Update (28 Nov 2017): The crack method above should instead iterate over every block in the original ciphertext (i.e. range(len(ciphertext) / AES.block_size - 1)). The code above incorrectly iterates over the iv as well. Credit to Doug Friedman for pointing this bug out and providing the solution.

18. Implement CTR, the stream cipher mode

This challenge involves implementing the CTR encryption mode (otherwise known as COUNTER mode for good reason). I’m not going to explain how it works as the challenge does a good job of doing that. However, remember to decode the ciphertext provided!

My implementation uses AES in ECB mode to create the keystream. This wasn’t clear in the challenge description but it produced the correct answer.

def aes_128_ctr_keystream_block(key, nonce, block_count):
    return aes_128_ecb_enc(
        # '<Q' format is a little endian unsigned long long (64 bits)
        bytearray(pack('<Q', nonce)) + bytearray(pack('<Q', block_count)),
        key
    )

def aes_128_ctr_keystream_generator(key, nonce):
    block_count = 0
    while True:
        x = aes_128_ctr_keystream_block(bytes(key), nonce, block_count) 
        for byte in x:
            yield byte
        block_count += 1

def aes_128_ctr(buffer, key, nonce):
    def xor(b1, b2):
        b = bytearray()
        for byte in b1:
            # Note, we need to use b2.next() as it's a generator
            b.append(ord(byte) ^ b2.next())
        return b
    return xor(buffer, aes_128_ctr_keystream_generator(key, nonce))

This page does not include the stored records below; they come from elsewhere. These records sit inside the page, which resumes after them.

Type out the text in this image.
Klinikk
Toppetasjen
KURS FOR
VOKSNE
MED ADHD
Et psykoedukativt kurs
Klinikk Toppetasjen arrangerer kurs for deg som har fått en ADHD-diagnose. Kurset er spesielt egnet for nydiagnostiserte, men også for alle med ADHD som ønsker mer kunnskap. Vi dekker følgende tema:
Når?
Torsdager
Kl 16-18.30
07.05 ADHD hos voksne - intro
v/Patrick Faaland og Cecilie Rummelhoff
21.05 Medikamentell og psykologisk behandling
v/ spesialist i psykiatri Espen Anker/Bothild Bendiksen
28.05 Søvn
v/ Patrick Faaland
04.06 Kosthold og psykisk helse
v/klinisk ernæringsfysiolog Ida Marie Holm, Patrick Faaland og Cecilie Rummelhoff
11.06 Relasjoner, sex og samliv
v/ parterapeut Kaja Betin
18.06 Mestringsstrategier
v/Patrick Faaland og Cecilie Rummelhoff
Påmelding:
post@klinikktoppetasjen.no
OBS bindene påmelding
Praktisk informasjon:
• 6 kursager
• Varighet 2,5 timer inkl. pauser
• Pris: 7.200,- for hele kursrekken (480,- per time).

# Don't forget to decode this string!
ciphertext = bytearray("L77na/nrFsKvynd6HzOoG7GHTLXsTVu9qvY/2syLXzhPweyyMTJULu/6/kXX0KSvoOLSFQ==").decode("base64")
print aes_128_ctr(
    ciphertext,
    pad_pkcs7(bytearray("YELLOW SUBMARINE"), AES.block_size),
    0
)
# Yo, VIP Let's kick it Ice, Ice, baby Ice, Ice, baby

19. Break fixed-nonce CTR mode using substitutions

This problem teaches us how to break encryption in CTR mode if the nonce and key used is the same for multiple ciphertexts.

My “solution” involved guessing keystream bytes and decrypting (XOR’ing) respective ciphertext bytes. I compared byte N across each ciphertext and determined the most likely guess based on English letter frequencies. Unfortunately, as each ciphertext had different lengths, the last few characters of my keystream guess were incorrect!

def crack_keystream(ciphertexts):
    keystream = bytearray()
    max_ciphertext_length = max(map(len, ciphertexts))
    for i in range(max_ciphertext_length):
        bytes_at_index = map(
            ord, # Convert bytes to ints for XOR'ing
            filter(
                lambda x: x, # Filter out empty bytes
                map(
                    lambda x: x[i:i + 1], # Try to get the byte at i index
                    ciphertexts
                )
            )
        )
        max_score = None
        key = None
        for guess in range(256):
            b2 = [guess] * len(bytes_at_index)
            decrypted_bytes = bytes(xor(bytes_at_index, b2))
            pscore = score(decrypted_bytes)
            if pscore > max_score or not max_score:
                max_score = pscore
                key = chr(guess)
        keystream.append(key)
    return keystream

key = random_key(AES.block_size)
FIXED_NONCE = 0
ciphertexts = []
for encoded_plaintext in list(open("19.txt", "r")):
    plaintext = bytearray(encoded_plaintext).decode("base64")
    ciphertexts.append(aes_128_ctr(plaintext, key, FIXED_NONCE))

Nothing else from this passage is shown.